Ultra-Broadband Polarization-Insensitive MXene-Based Surface Plasmon Resonance Solar Absorber for Solar Thermal Application

Abstract

Solar energy harvesting is well-known in the past time and solar energy is a superlative source of renewable energy. Researchers have many surface plasmon resonance structures examined with different materials and prevent further losses. In this paper, we proposed MXene-based 2D material with a novel shape of resonator used in solar absorbers. The MXene-based solar absorber effectively captures the sunlight and converts it into heat for its strong optical surface plasmon resonance properties, this solar absorber is used as a solar water heating application. A three-layer solar absorber with a novel shape of resonator layer used of 2D material MXene is constructed to detect a perfect absorption level. The upper layer, or resonator, uses MXene, the centre layer, or dielectric layer, uses SiO₂, and the bottom layer, or substrate layer, uses Silver (Ag). With the proposed structure, an average absorption of 94.62% can be attained at the ultra-broadband bandwidth range of 2800 nm. Absorption values exceed more than 92% at a 600 nm and 530 nm bandwidth and over more than 96% at a 400 nm wavelength.

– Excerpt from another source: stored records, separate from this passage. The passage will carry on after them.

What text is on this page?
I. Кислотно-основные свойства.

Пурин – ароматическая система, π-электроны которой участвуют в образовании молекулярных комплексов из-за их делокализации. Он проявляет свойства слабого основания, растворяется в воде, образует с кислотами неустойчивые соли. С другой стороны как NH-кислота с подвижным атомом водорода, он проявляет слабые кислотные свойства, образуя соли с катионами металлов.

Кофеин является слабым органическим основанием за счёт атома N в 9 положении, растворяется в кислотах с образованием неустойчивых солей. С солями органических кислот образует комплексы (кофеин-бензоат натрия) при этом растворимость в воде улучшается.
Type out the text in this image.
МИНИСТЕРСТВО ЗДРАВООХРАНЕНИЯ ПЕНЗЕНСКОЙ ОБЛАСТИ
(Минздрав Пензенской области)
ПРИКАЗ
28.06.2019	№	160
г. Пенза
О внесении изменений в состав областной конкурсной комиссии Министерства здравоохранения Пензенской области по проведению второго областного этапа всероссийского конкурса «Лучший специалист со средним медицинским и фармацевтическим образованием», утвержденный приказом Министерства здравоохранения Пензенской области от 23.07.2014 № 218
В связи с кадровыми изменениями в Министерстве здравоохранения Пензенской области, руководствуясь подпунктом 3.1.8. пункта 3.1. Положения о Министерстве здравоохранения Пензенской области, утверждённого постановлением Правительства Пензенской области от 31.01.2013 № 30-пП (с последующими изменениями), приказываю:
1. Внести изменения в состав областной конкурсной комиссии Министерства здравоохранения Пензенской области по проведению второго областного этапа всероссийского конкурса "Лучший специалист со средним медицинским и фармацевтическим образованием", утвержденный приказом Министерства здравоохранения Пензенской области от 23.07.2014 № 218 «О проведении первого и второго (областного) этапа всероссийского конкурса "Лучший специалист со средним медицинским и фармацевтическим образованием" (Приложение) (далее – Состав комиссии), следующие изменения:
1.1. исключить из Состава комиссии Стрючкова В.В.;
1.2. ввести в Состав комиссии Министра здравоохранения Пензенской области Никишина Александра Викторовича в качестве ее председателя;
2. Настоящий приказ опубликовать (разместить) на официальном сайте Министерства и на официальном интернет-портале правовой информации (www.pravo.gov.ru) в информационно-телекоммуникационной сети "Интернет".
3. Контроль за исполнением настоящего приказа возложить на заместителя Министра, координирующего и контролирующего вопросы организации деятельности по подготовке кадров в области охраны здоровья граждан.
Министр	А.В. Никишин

This proposed solar absorber achieved 99.99% maximum absorption and wide-angle with polarization-insensitive structure. It would be feasible to study AM performances and variations in parameters related to substrate thickness, resonator thickness, and dielectric layer thickness. Additionally, a 10° gap between the incidence angle changes from 0 to 70°. A proposed paper additionally includes sections on magnetic and electric intensity testing and the comparison table.